2. The preparation method of the polyaniline sodium lignosulfonate composite-supported aluminum nitrate catalyst according to claim 1, wherein the sodium lignosulfonate is 0.01-0.8 g; the ammonium persulfate is 3 g ~6g.

3 . The method for preparing a polyaniline lignosulfonate sodium composite-supported aluminum nitrate catalyst according to claim 1 , wherein the volume of the hydrochloric acid solution is 50-90 ml, and the concentration is 1 mol/L. 4 .

4 . The method for preparing a polyaniline sodium lignosulfonate composite-supported aluminum nitrate catalyst according to claim 1 , wherein the aniline solution is analytically pure and has a volume of 1-2.5 ml. 5 .

5. the preparation method of polyaniline sodium lignosulfonate composite-loaded aluminum nitrate catalyst as claimed in claim 1, is characterized in that: described taking polyaniline sodium lignosulfonate composite is dispersed in dehydrated alcohol, wherein, The polyaniline lignosulfonate sodium complex is 1g, and the absolute ethanol is 10ml.

6. The method for preparing a polyaniline lignosulfonate sodium composite-supported aluminum nitrate catalyst according to claim 1, wherein the aluminum nitrate solution comprises 1-2 g of aluminum nitrate as a solute and 10-2 g of anhydrous ethanol as a solvent. 20ml.

7. the preparation method of the polyaniline lignosulfonate sodium composite supported aluminum nitrate catalyst as claimed in claim 1, is characterized in that: described under the protection of inert gas to carry out backflow reaction, wherein, inert gas comprises nitrogen, backflow The temperature is 85～90 ℃, and the reflux time is 24h.

8. The polyaniline lignosulfonic acid-supported aluminum nitrate catalyst prepared by the preparation method according to any one of claims 1 to 7, wherein the polyaniline lignosulfonic acid-supported aluminum nitrate catalyst has the structural formula:

9. The application of the polyaniline lignosulfonic acid-supported aluminum nitrate catalyst prepared by the preparation method according to any one of claims 1 to 7, wherein the polyaniline lignosulfonic acid-supported aluminum nitrate catalyst is used with NaBr co-catalyzed one-pot preparation of 2,5-furandicarbaldehyde from glucose.

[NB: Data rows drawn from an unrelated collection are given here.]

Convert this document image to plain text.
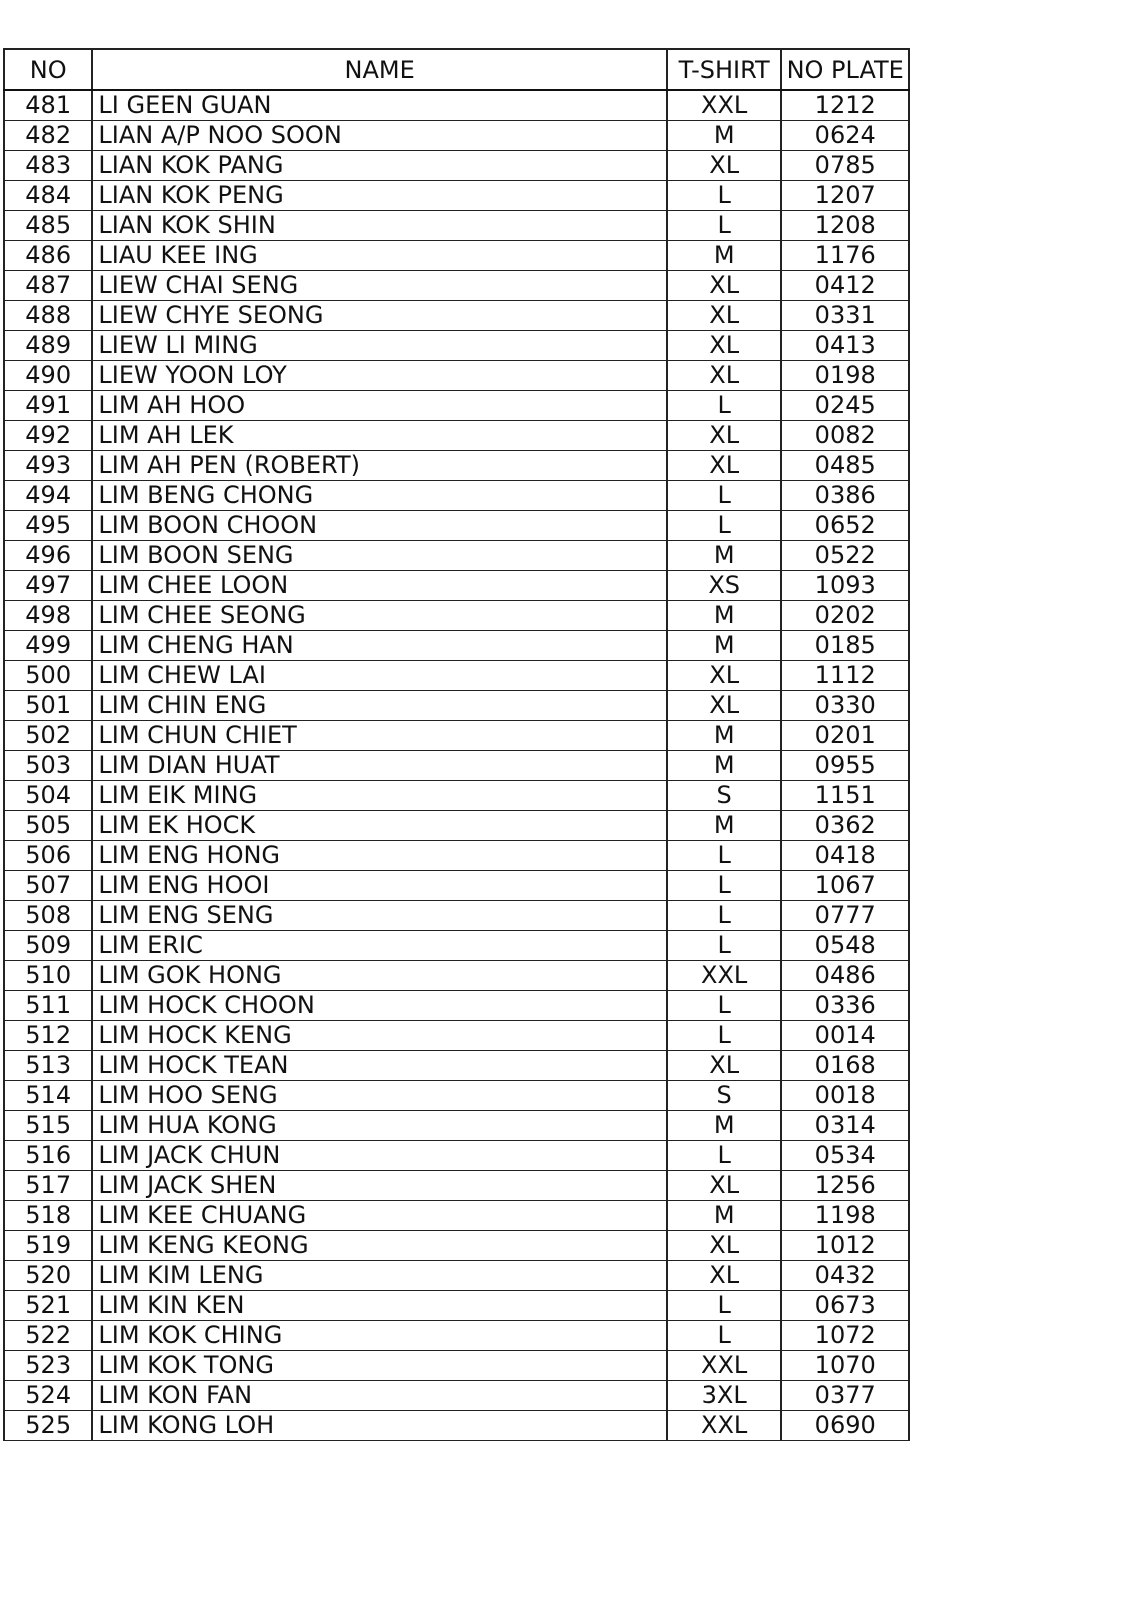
NO	NAME	T-SHIRT	NO PLATE
481	LI GEEN GUAN	XXL	1212
482	LIAN A/P NOO SOON	M	0624
483	LIAN KOK PANG	XL	0785
484	LIAN KOK PENG	L	1207
485	LIAN KOK SHIN	L	1208
486	LIAU KEE ING	M	1176
487	LIEW CHAI SENG	XL	0412
488	LIEW CHYE SEONG	XL	0331
489	LIEW LI MING	XL	0413
490	LIEW YOON LOY	XL	0198
491	LIM AH HOO	L	0245
492	LIM AH LEK	XL	0082
493	LIM AH PEN (ROBERT)	XL	0485
494	LIM BENG CHONG	L	0386
495	LIM BOON CHOON	L	0652
496	LIM BOON SENG	M	0522
497	LIM CHEE LOON	XS	1093
498	LIM CHEE SEONG	M	0202
499	LIM CHENG HAN	M	0185
500	LIM CHEW LAI	XL	1112
501	LIM CHIN ENG	XL	0330
502	LIM CHUN CHIET	M	0201
503	LIM DIAN HUAT	M	0955
504	LIM EIK MING	S	1151
505	LIM EK HOCK	M	0362
506	LIM ENG HONG	L	0418
507	LIM ENG HOOI	L	1067
508	LIM ENG SENG	L	0777
509	LIM ERIC	L	0548
510	LIM GOK HONG	XXL	0486
511	LIM HOCK CHOON	L	0336
512	LIM HOCK KENG	L	0014
513	LIM HOCK TEAN	XL	0168
514	LIM HOO SENG	S	0018
515	LIM HUA KONG	M	0314
516	LIM JACK CHUN	L	0534
517	LIM JACK SHEN	XL	1256
518	LIM KEE CHUANG	M	1198
519	LIM KENG KEONG	XL	1012
520	LIM KIM LENG	XL	0432
521	LIM KIN KEN	L	0673
522	LIM KOK CHING	L	1072
523	LIM KOK TONG	XXL	1070
524	LIM KON FAN	3XL	0377
525	LIM KONG LOH	XXL	0690
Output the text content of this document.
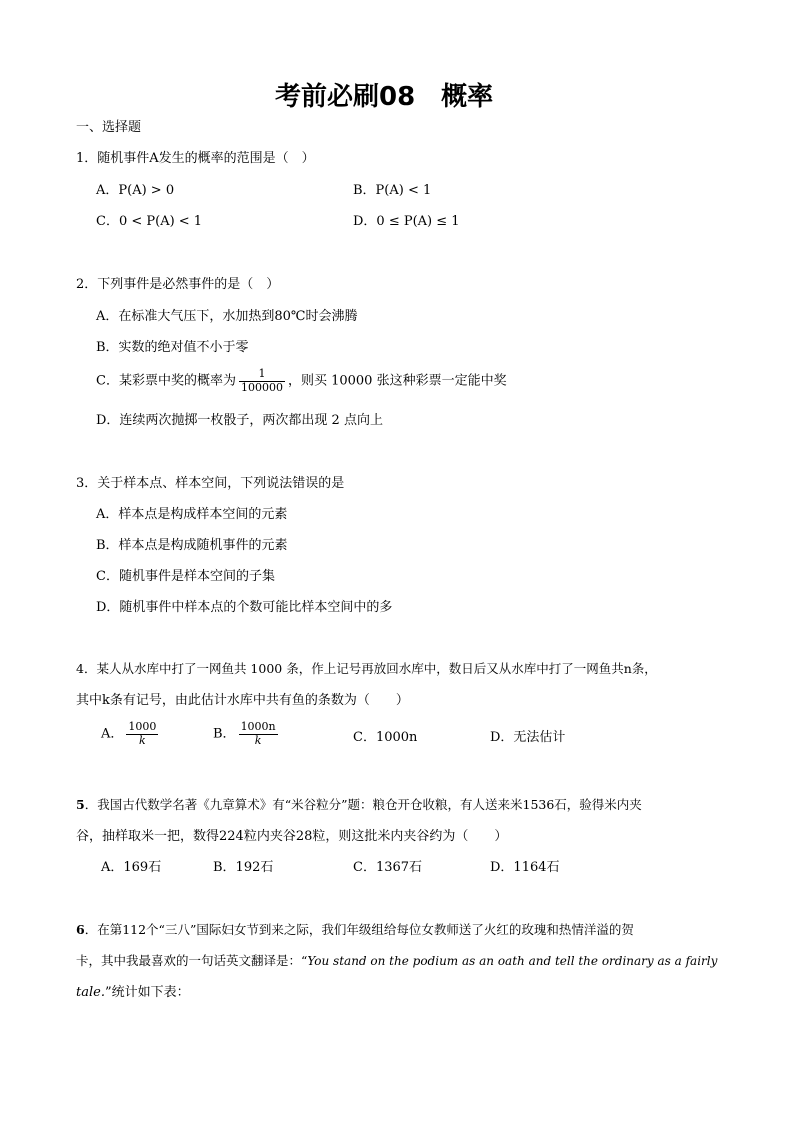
考前必刷08　概率
一、选择题
1．随机事件A发生的概率的范围是（　）
A．P(A) > 0	B．P(A) < 1
C．0 < P(A) < 1	D．0 ≤ P(A) ≤ 1
2．下列事件是必然事件的是（　）
A．在标准大气压下，水加热到80℃时会沸腾
B．实数的绝对值不小于零
C．某彩票中奖的概率为 $\frac{1}{100000}$ ，则买 10000 张这种彩票一定能中奖
D．连续两次抛掷一枚骰子，两次都出现 2 点向上
3．关于样本点、样本空间，下列说法错误的是
A．样本点是构成样本空间的元素
B．样本点是构成随机事件的元素
C．随机事件是样本空间的子集
D．随机事件中样本点的个数可能比样本空间中的多
4．某人从水库中打了一网鱼共 1000 条，作上记号再放回水库中，数日后又从水库中打了一网鱼共n条，
其中k条有记号，由此估计水库中共有鱼的条数为（　　）
A． $\frac{1000}{k}$	B． $\frac{1000n}{k}$	C．1000n	D．无法估计
5．我国古代数学名著《九章算术》有“米谷粒分”题：粮仓开仓收粮，有人送来米1536石，验得米内夹
谷，抽样取米一把，数得224粒内夹谷28粒，则这批米内夹谷约为（　　）
A．169石	B．192石	C．1367石	D．1164石
6．在第112个“三八”国际妇女节到来之际，我们年级组给每位女教师送了火红的玫瑰和热情洋溢的贺
卡，其中我最喜欢的一句话英文翻译是：“You stand on the podium as an oath and tell the ordinary as a fairly
tale.”统计如下表：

10. The application of the polyaniline lignosulfonic acid-supported aluminum nitrate catalyst as claimed in claim 9, characterized in that: the application comprises,

0.5-1 mmol of glucose, 25-50 mg of the polyaniline lignosulfonic acid-supported aluminum nitrate catalyst, and 10 mol% NaBr are added to the dimethyl sulfoxide solution, and the reaction is carried out under atmospheric oxygen and 150° C. for 24 hours;

After completion of the reaction, the catalyst was removed by filtration and distilled under reduced pressure to obtain 2,5-furandicarbaldehyde.